Gary Barber, Roger Birnbaum in talks to run studio

Spyglass Entertainment’s Gary Barber and Roger Birnbaum are in advanced talks to run MGM, giving the Lion new hope for life.

In exchange, MGM’s creditors would relieve the company of its massive $4 billion debt load and take a majority equity stake in the restructured company, according to insiders close to the deal. That could save the studio from forced bankruptcy.

MGM is sitting on a number of prime film properties, including the James Bond and Hobbit franchises.

Once MGM’s debt restructuring is completed, MGM reportedly intends to list its value at $1.9 billion.

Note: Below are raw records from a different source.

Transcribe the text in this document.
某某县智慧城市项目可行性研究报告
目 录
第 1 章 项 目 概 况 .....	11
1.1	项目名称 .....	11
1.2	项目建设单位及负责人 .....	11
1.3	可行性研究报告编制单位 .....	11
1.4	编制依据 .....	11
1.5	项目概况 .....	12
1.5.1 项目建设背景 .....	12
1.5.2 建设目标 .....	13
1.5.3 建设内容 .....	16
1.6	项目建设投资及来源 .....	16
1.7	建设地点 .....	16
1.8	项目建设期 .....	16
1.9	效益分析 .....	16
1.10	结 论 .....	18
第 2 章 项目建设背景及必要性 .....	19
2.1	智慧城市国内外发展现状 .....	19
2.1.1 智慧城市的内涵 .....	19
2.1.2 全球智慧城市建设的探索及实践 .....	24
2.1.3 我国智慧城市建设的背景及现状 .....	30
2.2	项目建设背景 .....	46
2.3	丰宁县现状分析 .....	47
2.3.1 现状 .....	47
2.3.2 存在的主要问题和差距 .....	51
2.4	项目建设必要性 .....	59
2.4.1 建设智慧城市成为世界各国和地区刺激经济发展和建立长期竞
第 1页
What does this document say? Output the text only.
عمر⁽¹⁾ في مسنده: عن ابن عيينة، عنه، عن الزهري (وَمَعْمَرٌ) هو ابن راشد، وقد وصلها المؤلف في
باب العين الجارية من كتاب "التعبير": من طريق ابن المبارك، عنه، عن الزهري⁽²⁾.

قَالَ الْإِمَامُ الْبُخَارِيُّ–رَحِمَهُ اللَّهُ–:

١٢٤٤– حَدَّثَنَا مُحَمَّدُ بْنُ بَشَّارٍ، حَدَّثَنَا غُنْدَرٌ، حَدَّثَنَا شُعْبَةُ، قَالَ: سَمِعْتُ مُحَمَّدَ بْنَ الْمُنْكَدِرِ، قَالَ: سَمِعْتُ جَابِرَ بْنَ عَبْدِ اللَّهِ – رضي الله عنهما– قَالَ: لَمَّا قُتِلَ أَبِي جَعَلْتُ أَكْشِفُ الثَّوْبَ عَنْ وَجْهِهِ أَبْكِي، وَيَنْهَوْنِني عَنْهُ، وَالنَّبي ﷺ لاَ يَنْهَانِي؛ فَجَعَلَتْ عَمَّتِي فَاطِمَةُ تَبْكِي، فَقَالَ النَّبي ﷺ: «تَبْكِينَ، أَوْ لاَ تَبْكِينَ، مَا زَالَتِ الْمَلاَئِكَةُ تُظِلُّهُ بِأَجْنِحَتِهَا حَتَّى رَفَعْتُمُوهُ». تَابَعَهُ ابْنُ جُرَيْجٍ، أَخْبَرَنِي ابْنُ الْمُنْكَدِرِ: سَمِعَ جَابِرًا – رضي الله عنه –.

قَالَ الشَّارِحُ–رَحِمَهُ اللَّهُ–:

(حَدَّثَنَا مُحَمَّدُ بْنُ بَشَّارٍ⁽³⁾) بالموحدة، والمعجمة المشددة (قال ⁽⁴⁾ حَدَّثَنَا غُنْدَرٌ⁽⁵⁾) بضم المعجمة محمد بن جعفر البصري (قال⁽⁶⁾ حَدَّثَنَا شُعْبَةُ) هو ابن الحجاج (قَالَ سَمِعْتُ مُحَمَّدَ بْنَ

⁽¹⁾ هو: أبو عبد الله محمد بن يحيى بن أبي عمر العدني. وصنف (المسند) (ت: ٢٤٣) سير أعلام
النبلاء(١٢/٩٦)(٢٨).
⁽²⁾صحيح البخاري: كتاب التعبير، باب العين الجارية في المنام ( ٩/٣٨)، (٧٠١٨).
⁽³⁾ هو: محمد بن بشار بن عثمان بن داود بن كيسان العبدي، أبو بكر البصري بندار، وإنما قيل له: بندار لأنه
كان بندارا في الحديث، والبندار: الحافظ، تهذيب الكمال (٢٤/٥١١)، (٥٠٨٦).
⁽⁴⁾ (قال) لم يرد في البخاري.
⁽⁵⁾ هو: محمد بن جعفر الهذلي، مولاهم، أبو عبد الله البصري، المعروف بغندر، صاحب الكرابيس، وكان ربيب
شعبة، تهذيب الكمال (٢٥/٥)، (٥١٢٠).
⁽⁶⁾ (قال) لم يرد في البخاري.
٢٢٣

Spyglass is one of Hollywood’s most established co-financing and production companies, working in both film and television. It is owned by private equity company Cerberus Capital Management.

Spyglass would take a 4% stake in MGM, and fold its library into the Lion’s.

Because of nondisclosure restrictions, Birnbaum and Barber would not discuss their negotiations with MGM.

Elsewhere, insiders indicated there could be several sticking points.

Should the plan go ahead, the size and scope of a newly configured MGM remains uncertain.

Barber and Birnbaum don’t necessarily need a full-fledged studio to make MGM work and could strike a deal to distribute their films through a third party, as they do with Spyglass titles. Conversely, one of the appeals of running MGM could be having their own distrib division.

Birnbaum and Barber launched Spyglass in 1998, inking a five-year distribution pact with Disney. It’s second film was B.O. sleeper hit “The Sixth Sense.”

When the deal with Disney ended, Spyglass began partnering with other studios, as well as continuing to finance and make its own films.

Spyglass and Paramount have become fast friends, working together on the reinvigorated “Star Trek” franchise and “G.I. Joe: Rise of the Cobra.” Spyglass also co-financed and co-produced the Paramount/DreamWorks comedy “Dinner for Schmucks.”

Other recent Spyglass titles include “Get Him to the Greek,” a co-production with Universal; Clint Eastwood’s “Invictus,” a co-production with Warner Bros. and Malpaso Prods., and “Leap Year.”

Past Spyglass studio co-productions include “Bruce Almighty,” “Evan Almighty,” “The Happening,” “The Pacifier” and “Eight Below.”